Les gardes nationaux arrivèrent en armes. Le général Trochu se rendit à l’Hôtel de Ville; il fut sifflé, hué. Cela commençait.
… et ça suffira pour ce monsieur. La parole maintenant au « cerveau brûlé ».
Dans la soirée du 4 octobre eut lieu une réunion des officiers de Belleville, sous la présidence de Flourens. Il y fut décidé qu’on irait le lendemain à l’Hôtel de Ville, avec les cinq bataillons, demander au gouvernement les dix mille chassepots laissés inutiles dans les magasins de l’État, la levée en masse, le changement complet de système militaire, la sortie immédiate contre les Prussiens en nombre suffisant pour les vaincre, et non par petites colonnes, les élections municipales, le réquisitionnement et le rationnement de toutes les subsistances, qui décroissaient déjà sensiblement. Ces mesures, quoique tardives, pouvaient encore tout sauver. La manifestation n’avait rien d’illégal. Elle ne pouvait se faire qu’en armes; d’ailleurs, les armes n’offraient rien de menaçant, mais étaient nécessaires pour assurer le bon ordre de la manifestation, pour distinguer les gardes nationaux de la foule sans armes. C’était une véritable revue de cinq bataillons, animés du plus pur et du plus sincère patriotisme, que devait passe le gouvernement, averti dès le matin par Flourens.
Les cinq bataillons en question sont les 63e, 172e, 173e, 174e et 240e. Avec mes excuses au citoyen Flourens pour l’interruption.
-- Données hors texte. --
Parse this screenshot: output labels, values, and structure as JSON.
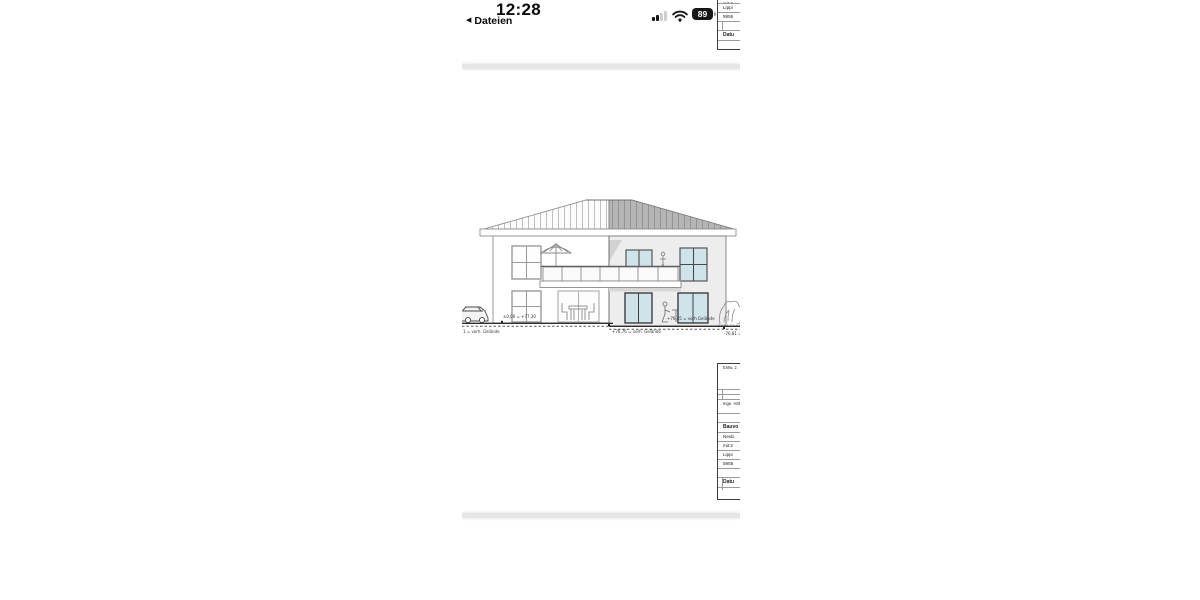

Tout se fit dans le plus grand calme et avec la dignité la plus grande. Les bataillons se rangèrent sur la place de Grève; puis l’état-major monta à l’Hôtel de Ville. Il y était attendu par Trochu, Gambetta, Dorian, Garnier-Pagès, Pelletan, Jules Ferry, Étienne Arago, maire de Paris. Flourens présenta ses réclamations avec une grande modération, mais avec fermeté. Trochu, visiblement embarrassé, chercha à s’esquiver en blessant Flourens, dont il se dit d’âge à être le père [il avait cinquante-cinq ans et Flourens trente-deux, ce qui est bien assez vieux pour refuser d’être traité comme un gamin], en blessant tous les officiers, auxquels il reprocha d’avoir abandonné le rempart, que les Prussiens attaquaient peut-être en ce moment, pour venir manifester à l’Hôtel de Ville, en prétendant qu’on l’attendait aux avant-postes pour livrer une bataille, et que si cette bataille était perdue en son absence, la faute en serait à Belleville. Flourens l’arrêta alors en lui donnant sa démission.
Vous n’avez pas le droit de la donner! s’écria le jésuite; nous nous devons tout au salut de la patrie, et aucun de nous n’a le droit de donner sa démission avant de l’avoir sauvée.
Comme Flourens persistait,
Eh ben, alors, moi aussi, je donne ma démission. — Nous la donnons tous!
exclament en chœur les autres gouvernants, non moins comédiens que leur chef.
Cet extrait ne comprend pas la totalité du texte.